Du mi-quinzième siècle élogieux, supports d'abbés qui ont reçu des loyers de l'abbaye, seulement le souci est d'exploiter les marchandises aux dépens des moines, de la discipline monastique et des bâtiments, de plus en plus abandonnés. La baisse de Girolamo Vitelli a vers 1550 quitté les fermes, a aliéné des objets de valeur et même a vendu le toit d'avance des deux églises, la cause primaire de la désintégration lente mais inexorable de l'église.
Cette situation était de souffrir la vie des moines, qui en 1550 avaient eu seulement cinq ans. En 1600 il y avait seulement un vieux et du Monaco, si minable quant à réveillez l'indignation d'un visiteur alors.
Après que plusieurs essayent d'amener d'autres moines, même de différents ordres, en 1789, étant déclaré la paroisse rotunda d'ermitage, a été envoyé à un prêtre diocésain. L'église a été complètement abandonnée et Betti a été passé dans le bail perpétuel à une famille noble dans le secteur.

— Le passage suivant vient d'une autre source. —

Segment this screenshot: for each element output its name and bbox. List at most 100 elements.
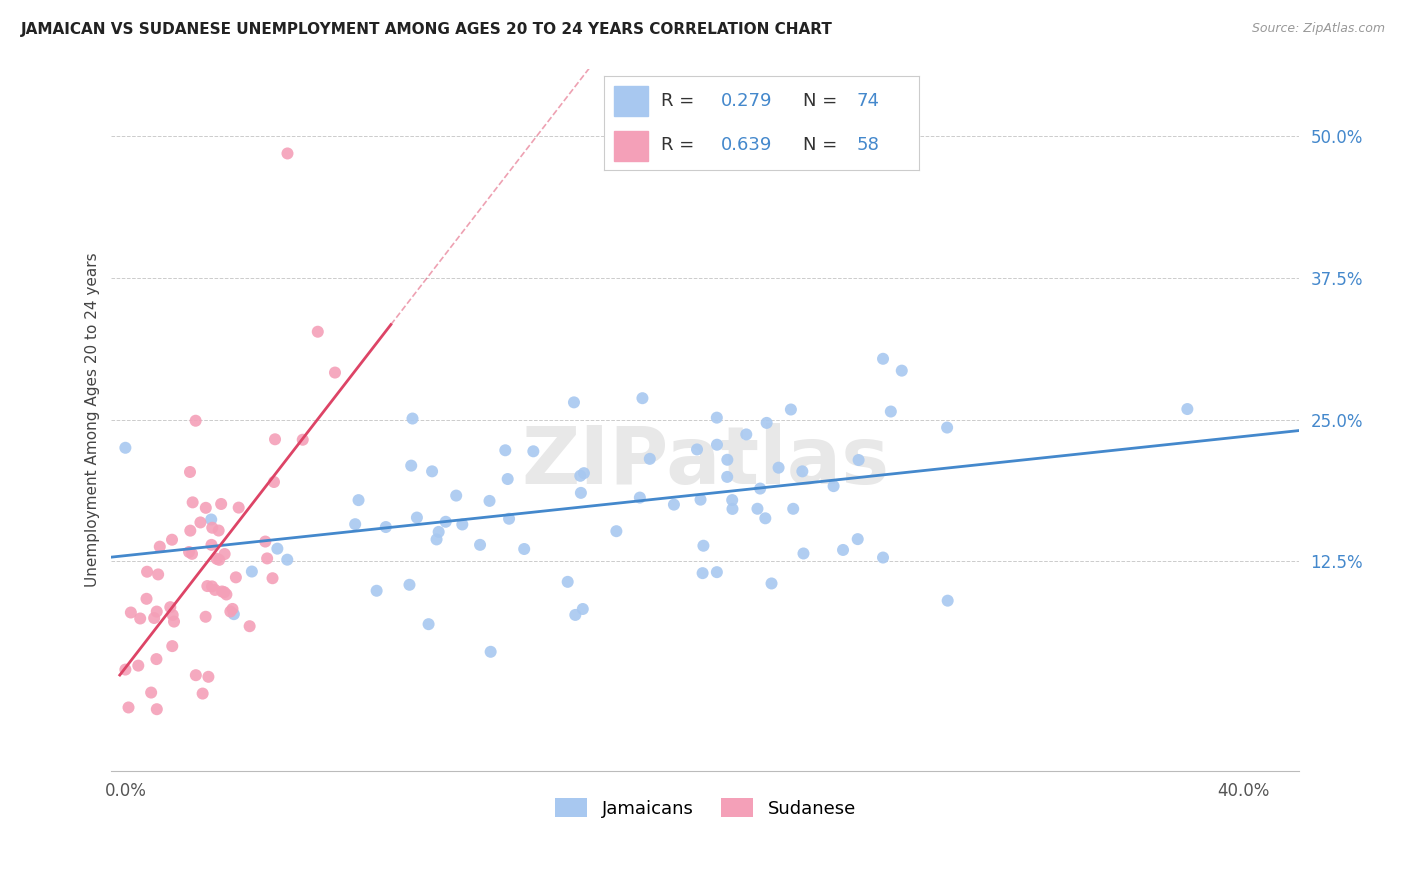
Point (179, 524, 201, 538)
Legend: Jamaicans, Sudanese: Jamaicans, Sudanese (547, 791, 863, 825)
Point (1175, 402, 1198, 417)
Point (706, 565, 728, 579)
Point (872, 351, 894, 366)
Point (374, 520, 396, 534)
Text: ZIPatlas: ZIPatlas (522, 423, 890, 500)
Point (201, 521, 224, 535)
Point (264, 432, 287, 446)
Point (197, 670, 219, 684)
Point (572, 466, 595, 480)
Point (564, 607, 586, 622)
Point (638, 451, 661, 466)
Point (214, 547, 236, 561)
Point (513, 541, 536, 556)
Point (262, 571, 284, 585)
Point (434, 515, 457, 529)
Point (706, 438, 728, 452)
Point (239, 619, 262, 633)
Point (426, 533, 449, 547)
Point (631, 391, 654, 405)
Point (143, 611, 166, 625)
Point (562, 395, 585, 409)
Point (179, 465, 201, 479)
Point (494, 443, 516, 458)
Point (366, 583, 388, 598)
Point (735, 427, 758, 442)
Point (323, 366, 346, 380)
Point (240, 565, 263, 579)
Point (478, 494, 501, 508)
Point (427, 524, 450, 539)
Point (190, 516, 212, 530)
Point (221, 602, 243, 616)
Point (872, 550, 894, 565)
Point (761, 576, 783, 591)
Point (162, 639, 184, 653)
Point (479, 645, 502, 659)
Point (181, 495, 204, 509)
Point (755, 416, 778, 430)
Point (569, 468, 592, 483)
Point (114, 441, 136, 455)
Point (222, 607, 245, 622)
Point (276, 552, 298, 566)
Point (605, 524, 627, 539)
Point (263, 475, 285, 489)
Point (782, 501, 804, 516)
Point (721, 502, 744, 516)
Point (162, 607, 184, 622)
Point (522, 444, 544, 458)
Point (557, 574, 579, 589)
Point (444, 489, 467, 503)
Point (195, 579, 218, 593)
Point (200, 512, 222, 526)
Point (254, 534, 277, 549)
Point (201, 579, 224, 593)
Point (129, 611, 152, 625)
Point (291, 433, 314, 447)
Point (628, 491, 651, 505)
Point (225, 570, 247, 584)
Point (214, 585, 236, 599)
Point (127, 658, 149, 673)
Point (276, 146, 298, 161)
Point (215, 587, 238, 601)
Point (184, 414, 207, 428)
Point (846, 532, 869, 546)
Point (117, 700, 139, 714)
Point (194, 500, 217, 515)
Point (792, 547, 814, 561)
Point (135, 591, 157, 606)
Point (721, 493, 744, 508)
Point (163, 615, 186, 629)
Point (662, 498, 685, 512)
Y-axis label: Unemployment Among Ages 20 to 24 years: Unemployment Among Ages 20 to 24 years (86, 252, 100, 587)
Point (141, 685, 163, 699)
Point (307, 325, 329, 339)
Point (749, 482, 772, 496)
Point (120, 606, 142, 620)
Point (401, 411, 423, 425)
Point (747, 501, 769, 516)
Point (146, 567, 169, 582)
Point (256, 551, 278, 566)
Point (208, 524, 231, 538)
Point (159, 600, 181, 615)
Point (219, 605, 242, 619)
Point (344, 517, 367, 532)
Point (848, 453, 870, 467)
Point (936, 420, 959, 434)
Point (418, 617, 440, 632)
Point (420, 464, 443, 478)
Point (347, 493, 370, 508)
Point (211, 584, 233, 599)
Point (716, 452, 738, 467)
Point (205, 551, 228, 566)
Point (686, 442, 709, 457)
Point (692, 539, 714, 553)
Point (145, 652, 167, 666)
Point (184, 668, 207, 682)
Point (145, 605, 167, 619)
Point (496, 472, 519, 486)
Point (209, 497, 232, 511)
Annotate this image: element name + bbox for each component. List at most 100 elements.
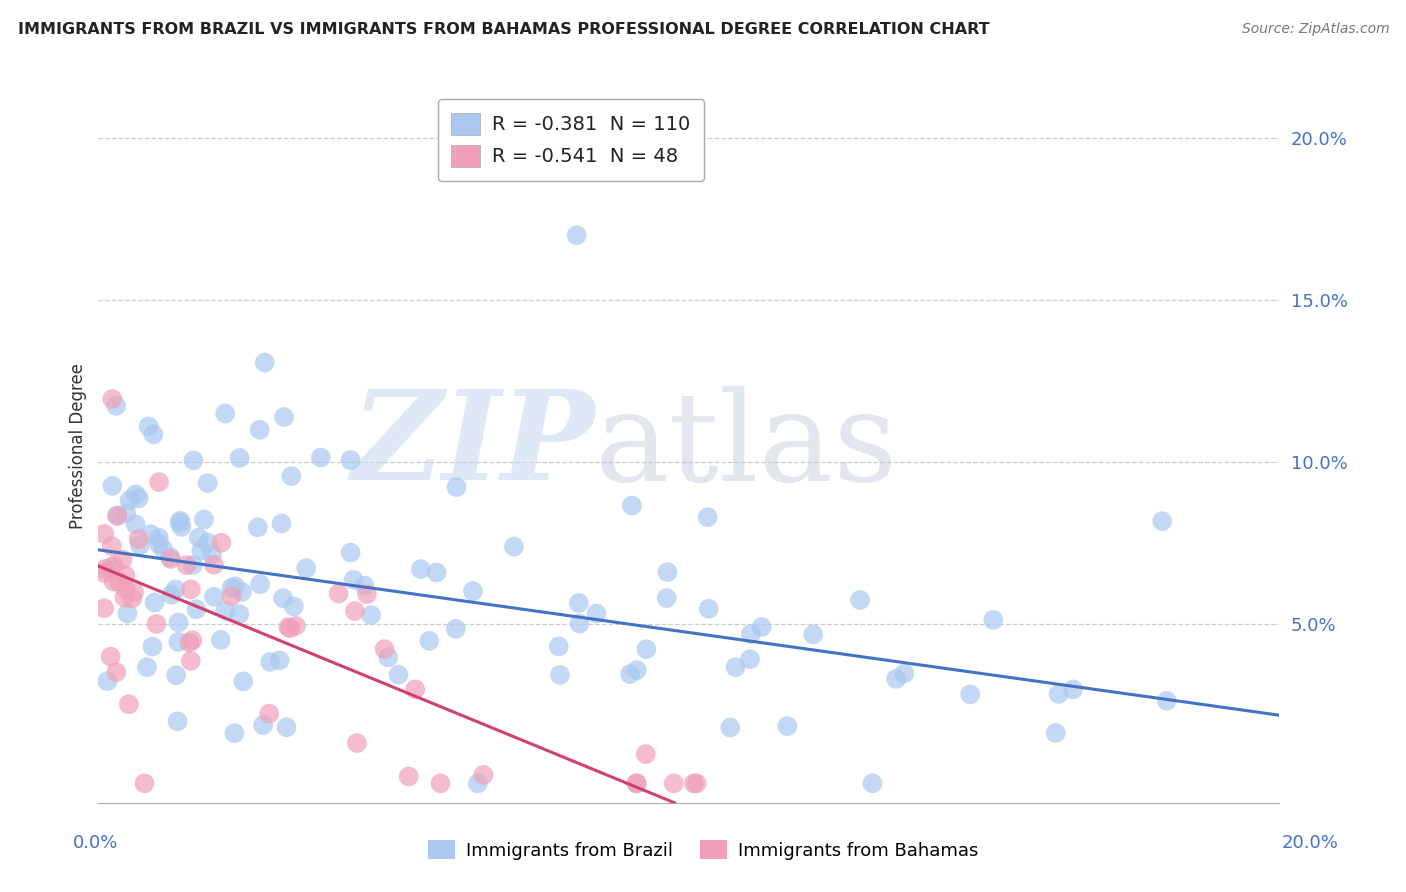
Point xyxy=(159,550,181,565)
Point xyxy=(124,517,146,532)
Point xyxy=(346,736,368,750)
Point xyxy=(446,480,468,494)
Point xyxy=(339,546,361,560)
Point xyxy=(253,355,276,369)
Point xyxy=(167,635,190,649)
Point xyxy=(209,535,232,549)
Point xyxy=(343,604,366,618)
Point xyxy=(636,642,658,657)
Point xyxy=(626,776,648,790)
Point xyxy=(134,776,156,790)
Point xyxy=(548,668,571,682)
Point xyxy=(503,540,526,554)
Point xyxy=(136,660,159,674)
Point xyxy=(125,487,148,501)
Point xyxy=(148,531,170,545)
Y-axis label: Professional Degree: Professional Degree xyxy=(69,363,87,529)
Point xyxy=(252,718,274,732)
Point xyxy=(107,509,129,524)
Point xyxy=(141,640,163,654)
Point xyxy=(197,535,219,549)
Point xyxy=(93,566,115,580)
Point xyxy=(202,590,225,604)
Point xyxy=(1156,694,1178,708)
Point xyxy=(103,574,125,589)
Point xyxy=(339,453,361,467)
Point xyxy=(224,579,246,593)
Point xyxy=(209,632,232,647)
Point xyxy=(117,607,139,621)
Point xyxy=(114,582,136,596)
Point xyxy=(697,601,720,615)
Point xyxy=(129,538,152,552)
Point xyxy=(197,476,219,491)
Point xyxy=(404,682,426,697)
Point xyxy=(377,650,399,665)
Point xyxy=(276,720,298,734)
Text: 0.0%: 0.0% xyxy=(73,834,118,852)
Point xyxy=(183,453,205,467)
Point xyxy=(269,653,291,667)
Point xyxy=(959,687,981,701)
Point xyxy=(246,520,269,534)
Point xyxy=(444,622,467,636)
Point xyxy=(685,776,707,790)
Point xyxy=(626,776,648,790)
Point xyxy=(1047,687,1070,701)
Point xyxy=(884,672,907,686)
Point xyxy=(751,620,773,634)
Point xyxy=(662,776,685,790)
Text: ZIP: ZIP xyxy=(350,385,595,507)
Point xyxy=(259,655,281,669)
Point xyxy=(249,577,271,591)
Point xyxy=(718,721,741,735)
Point xyxy=(461,584,484,599)
Point xyxy=(696,510,718,524)
Point xyxy=(981,613,1004,627)
Point xyxy=(283,599,305,614)
Point xyxy=(409,562,432,576)
Text: Source: ZipAtlas.com: Source: ZipAtlas.com xyxy=(1241,22,1389,37)
Point xyxy=(138,419,160,434)
Point xyxy=(165,668,187,682)
Point xyxy=(115,506,138,520)
Point xyxy=(280,469,302,483)
Point xyxy=(1062,682,1084,697)
Point xyxy=(93,601,115,615)
Point xyxy=(101,392,124,406)
Point xyxy=(167,615,190,630)
Point xyxy=(112,591,135,605)
Point xyxy=(224,726,246,740)
Point xyxy=(547,640,569,654)
Point xyxy=(118,493,141,508)
Point xyxy=(169,516,191,530)
Point xyxy=(360,608,382,623)
Point xyxy=(128,491,150,506)
Point xyxy=(585,607,607,621)
Point xyxy=(181,558,204,573)
Point xyxy=(160,552,183,566)
Point xyxy=(160,588,183,602)
Point xyxy=(96,674,118,689)
Point xyxy=(655,591,678,605)
Point xyxy=(418,633,440,648)
Point xyxy=(108,574,131,589)
Point xyxy=(232,674,254,689)
Point xyxy=(190,543,212,558)
Point xyxy=(398,769,420,783)
Point xyxy=(186,602,208,616)
Point xyxy=(152,542,174,557)
Point xyxy=(100,560,122,574)
Point xyxy=(180,654,202,668)
Point xyxy=(103,558,125,573)
Point xyxy=(148,537,170,551)
Point xyxy=(139,527,162,541)
Point xyxy=(214,604,236,618)
Point xyxy=(278,621,301,635)
Point xyxy=(94,562,117,576)
Point xyxy=(801,627,824,641)
Point xyxy=(231,585,253,599)
Point xyxy=(202,558,225,572)
Point xyxy=(472,768,495,782)
Point xyxy=(353,579,375,593)
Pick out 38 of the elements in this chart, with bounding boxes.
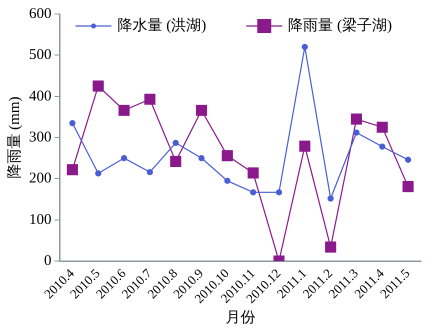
point bbox=[404, 156, 412, 163]
point bbox=[69, 120, 76, 126]
x-axis-title: 月份 bbox=[225, 310, 256, 326]
point bbox=[325, 242, 336, 253]
y-tick-label: 300 bbox=[29, 129, 52, 146]
point bbox=[353, 130, 360, 136]
y-tick-label: 0 bbox=[44, 253, 52, 270]
point bbox=[95, 170, 102, 176]
point bbox=[276, 189, 282, 196]
point bbox=[350, 113, 362, 125]
point bbox=[224, 178, 230, 184]
point bbox=[248, 167, 259, 179]
y-tick-label: 100 bbox=[29, 212, 52, 228]
legend-label: 降雨量 (梁子湖) bbox=[288, 16, 392, 34]
y-axis-title: 降雨量 (mm) bbox=[6, 96, 23, 179]
point bbox=[302, 44, 308, 50]
point bbox=[66, 164, 78, 176]
point bbox=[144, 94, 156, 105]
y-tick-label: 500 bbox=[29, 47, 52, 64]
point bbox=[92, 80, 104, 92]
point bbox=[328, 195, 334, 202]
point bbox=[170, 156, 182, 167]
point bbox=[118, 104, 130, 116]
point bbox=[198, 155, 205, 162]
legend-label: 降水量 (洪湖) bbox=[118, 16, 206, 34]
point bbox=[379, 144, 386, 150]
point bbox=[146, 169, 153, 176]
y-tick-label: 200 bbox=[29, 170, 52, 187]
point bbox=[376, 122, 388, 133]
point bbox=[402, 181, 414, 192]
point bbox=[299, 140, 310, 152]
point bbox=[222, 150, 233, 162]
point bbox=[172, 140, 179, 146]
y-tick-label: 600 bbox=[29, 6, 52, 22]
point bbox=[196, 104, 208, 116]
y-tick-label: 400 bbox=[29, 88, 52, 104]
point bbox=[120, 155, 128, 162]
point bbox=[250, 189, 256, 196]
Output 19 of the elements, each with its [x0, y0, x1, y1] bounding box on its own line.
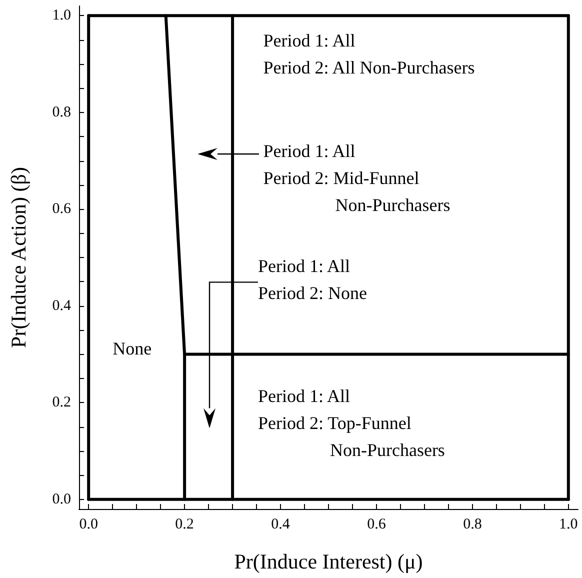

Avec la dispersion des archives de l'abbaye de San Galgano beaucoup d'histoires sont perdues, comme s'est produite jusqu'à présent était l'année où la construction a commencé sur la grande abbaye par ses annexes. La ressemblance forte à l'église au Latium du sud Casamari suggère que 1218-1220 ait été le début de la base. Le projet a été accompli en 1268 quand il a été consacré par l'évêque de Volterra, Alberto Solari, mais certains supposent qui seulement vers 1285 est venu leur achèvement substantiel. Souvent visé car l'architecte de l'abbaye était un Curtius Chiusi, mais cette réclamation a été rejetée comme non jamais soutenu par n'importe quel document valide. Dans l'onzième, le douzième et le treizième la majeure partie de la construction des monastères et des couvents avait demandé, comme architectes et chefs des travailleurs, les mêmes moines qui ont suivi les traditions apprises dans les écoles dans leurs ordres respectifs.